Jan told us that the bridge originally had as many as 14 arches and at 700 meters was one of the longest bridges of this type in the world. Jan had a picture of the bridge taken about 1928 when it was still intact. The bridge collapsed in 1931 when two light trucks passed over it. The first truck made it across but when the driver looked back, there was a missing part of the bridge and the other truck had disappeared.

Jan said that when he was six years old, about 1958, he came with his grandfather, Hjalmar, to this area around the bridge. All the trees had been cut and the logs were lying here waiting to be floated down the river to the paper mill.

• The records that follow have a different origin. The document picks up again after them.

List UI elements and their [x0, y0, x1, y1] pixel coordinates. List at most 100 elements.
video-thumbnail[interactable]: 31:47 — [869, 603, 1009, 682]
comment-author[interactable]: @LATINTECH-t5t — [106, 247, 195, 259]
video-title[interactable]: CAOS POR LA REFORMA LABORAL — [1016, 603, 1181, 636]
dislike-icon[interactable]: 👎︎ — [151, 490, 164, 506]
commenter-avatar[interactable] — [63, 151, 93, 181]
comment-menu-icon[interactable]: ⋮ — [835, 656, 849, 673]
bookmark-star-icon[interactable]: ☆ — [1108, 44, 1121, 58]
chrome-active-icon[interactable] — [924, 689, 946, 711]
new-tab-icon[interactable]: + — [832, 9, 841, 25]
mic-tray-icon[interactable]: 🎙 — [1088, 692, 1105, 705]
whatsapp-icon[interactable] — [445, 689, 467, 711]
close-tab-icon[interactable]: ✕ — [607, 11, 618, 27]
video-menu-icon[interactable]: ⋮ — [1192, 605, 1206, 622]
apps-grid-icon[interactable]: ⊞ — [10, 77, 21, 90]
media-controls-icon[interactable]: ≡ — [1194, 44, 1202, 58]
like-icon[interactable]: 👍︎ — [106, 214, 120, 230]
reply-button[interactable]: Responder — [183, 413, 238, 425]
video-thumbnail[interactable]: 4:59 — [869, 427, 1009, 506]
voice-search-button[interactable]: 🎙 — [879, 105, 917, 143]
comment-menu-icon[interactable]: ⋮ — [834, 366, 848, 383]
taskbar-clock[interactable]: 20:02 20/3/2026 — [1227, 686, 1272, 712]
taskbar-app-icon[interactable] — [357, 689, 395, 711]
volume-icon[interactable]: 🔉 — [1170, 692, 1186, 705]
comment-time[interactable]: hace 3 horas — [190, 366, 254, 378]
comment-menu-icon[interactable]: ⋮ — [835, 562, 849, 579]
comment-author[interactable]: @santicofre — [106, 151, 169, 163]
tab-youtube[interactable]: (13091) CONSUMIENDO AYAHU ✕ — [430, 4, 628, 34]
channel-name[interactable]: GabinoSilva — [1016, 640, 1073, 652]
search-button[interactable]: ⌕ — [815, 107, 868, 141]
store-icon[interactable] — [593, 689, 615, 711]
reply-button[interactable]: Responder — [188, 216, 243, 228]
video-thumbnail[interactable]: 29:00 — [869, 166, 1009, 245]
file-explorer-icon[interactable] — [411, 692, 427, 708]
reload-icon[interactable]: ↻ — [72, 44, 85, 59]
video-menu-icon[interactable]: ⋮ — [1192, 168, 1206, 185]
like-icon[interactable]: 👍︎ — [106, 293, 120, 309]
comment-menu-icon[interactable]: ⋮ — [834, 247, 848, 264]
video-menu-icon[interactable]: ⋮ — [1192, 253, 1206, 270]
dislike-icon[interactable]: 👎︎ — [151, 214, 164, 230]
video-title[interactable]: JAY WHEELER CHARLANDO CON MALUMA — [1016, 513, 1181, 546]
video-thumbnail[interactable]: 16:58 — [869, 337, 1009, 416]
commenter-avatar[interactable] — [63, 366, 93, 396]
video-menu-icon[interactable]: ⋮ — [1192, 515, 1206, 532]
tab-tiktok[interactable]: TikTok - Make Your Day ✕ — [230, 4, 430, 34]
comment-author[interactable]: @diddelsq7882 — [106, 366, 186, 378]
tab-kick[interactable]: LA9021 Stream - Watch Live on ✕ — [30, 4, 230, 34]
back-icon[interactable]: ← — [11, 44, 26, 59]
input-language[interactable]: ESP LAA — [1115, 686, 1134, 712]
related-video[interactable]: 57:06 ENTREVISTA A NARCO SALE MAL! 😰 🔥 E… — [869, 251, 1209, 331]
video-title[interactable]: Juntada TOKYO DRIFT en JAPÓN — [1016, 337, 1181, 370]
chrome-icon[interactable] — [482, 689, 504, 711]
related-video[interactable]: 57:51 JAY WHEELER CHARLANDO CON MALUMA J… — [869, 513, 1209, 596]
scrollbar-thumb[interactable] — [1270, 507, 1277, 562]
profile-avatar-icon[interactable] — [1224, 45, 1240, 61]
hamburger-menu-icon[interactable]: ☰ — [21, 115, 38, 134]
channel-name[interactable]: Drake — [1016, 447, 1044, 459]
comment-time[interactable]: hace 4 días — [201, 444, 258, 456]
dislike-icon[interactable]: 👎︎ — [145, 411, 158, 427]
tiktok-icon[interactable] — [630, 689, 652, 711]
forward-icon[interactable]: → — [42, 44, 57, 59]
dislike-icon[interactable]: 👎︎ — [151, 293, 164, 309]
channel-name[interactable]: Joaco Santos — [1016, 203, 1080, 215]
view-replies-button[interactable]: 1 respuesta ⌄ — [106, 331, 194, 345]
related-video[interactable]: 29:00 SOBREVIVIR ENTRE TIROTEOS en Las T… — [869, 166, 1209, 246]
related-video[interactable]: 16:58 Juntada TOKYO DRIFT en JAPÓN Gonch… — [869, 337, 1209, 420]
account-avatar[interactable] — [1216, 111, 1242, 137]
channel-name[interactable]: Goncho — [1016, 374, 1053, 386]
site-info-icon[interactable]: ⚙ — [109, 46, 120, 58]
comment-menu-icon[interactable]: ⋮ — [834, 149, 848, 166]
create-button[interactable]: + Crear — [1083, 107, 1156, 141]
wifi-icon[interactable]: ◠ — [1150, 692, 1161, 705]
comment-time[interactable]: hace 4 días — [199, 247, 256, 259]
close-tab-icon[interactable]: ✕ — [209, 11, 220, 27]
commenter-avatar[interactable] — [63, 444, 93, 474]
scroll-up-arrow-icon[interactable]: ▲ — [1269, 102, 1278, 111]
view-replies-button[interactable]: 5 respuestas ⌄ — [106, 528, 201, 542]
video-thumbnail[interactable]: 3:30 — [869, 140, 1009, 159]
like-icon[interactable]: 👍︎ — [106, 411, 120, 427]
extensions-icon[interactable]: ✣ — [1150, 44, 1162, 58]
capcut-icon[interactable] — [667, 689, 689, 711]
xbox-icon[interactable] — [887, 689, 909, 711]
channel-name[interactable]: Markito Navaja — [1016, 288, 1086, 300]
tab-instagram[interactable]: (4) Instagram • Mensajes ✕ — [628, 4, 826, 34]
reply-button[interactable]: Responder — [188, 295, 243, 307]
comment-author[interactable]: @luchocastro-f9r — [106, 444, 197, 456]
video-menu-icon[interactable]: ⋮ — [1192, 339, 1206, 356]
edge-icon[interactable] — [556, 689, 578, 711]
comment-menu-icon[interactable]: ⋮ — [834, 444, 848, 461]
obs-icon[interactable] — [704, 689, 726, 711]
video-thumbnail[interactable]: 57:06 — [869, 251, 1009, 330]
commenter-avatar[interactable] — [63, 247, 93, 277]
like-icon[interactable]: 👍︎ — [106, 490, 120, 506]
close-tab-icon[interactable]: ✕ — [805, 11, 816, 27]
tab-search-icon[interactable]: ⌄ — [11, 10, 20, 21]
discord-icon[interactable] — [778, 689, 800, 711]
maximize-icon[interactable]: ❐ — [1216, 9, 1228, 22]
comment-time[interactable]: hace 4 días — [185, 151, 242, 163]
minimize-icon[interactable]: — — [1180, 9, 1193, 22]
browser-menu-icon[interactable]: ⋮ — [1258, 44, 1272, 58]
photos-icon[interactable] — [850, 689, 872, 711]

Hjalmar was a forester and his job was to purchase trees from farmers then have them cut down by his crew. That day Hjalmar was there with little Jan to estimate the number and size of the tree harvest. Jan thinks that was the last time logs were floated down the River Em. His grandfather retired soon after.

Jan (center in the beige jacket) explains the history of the Kungsbron to his American cousins.

We walked along the grass-covered remains of the bridge while Jan told us his stories. Jack ran the length of the bridge, back and forth, several times. Aron hoisted Jack onto his shoulders and they discovered where the diverted River Em had gone. Lilly and discovered some plants that made perfect little water bowls, holding octagonal-shaped drops of water that shimmered like diamonds. I thought about the 55-year old trees that surrounded us, all grown up since Hjalmar and his grandson Jan had walked here among the logs. I thought about the grandfather, Klas Oskar, who lost his arm in a lumber mill accident; about his son, Hjalmar, who was a forester; about Hjalmar’s grandson, Jan, who manages a paper mill and his son David, who works there as well. Work in the lumber industry has been handed down through five generations now, through the years, all the families living here in the Järeda parish. And the family remembers the fascinating history of their ancestors in great detail.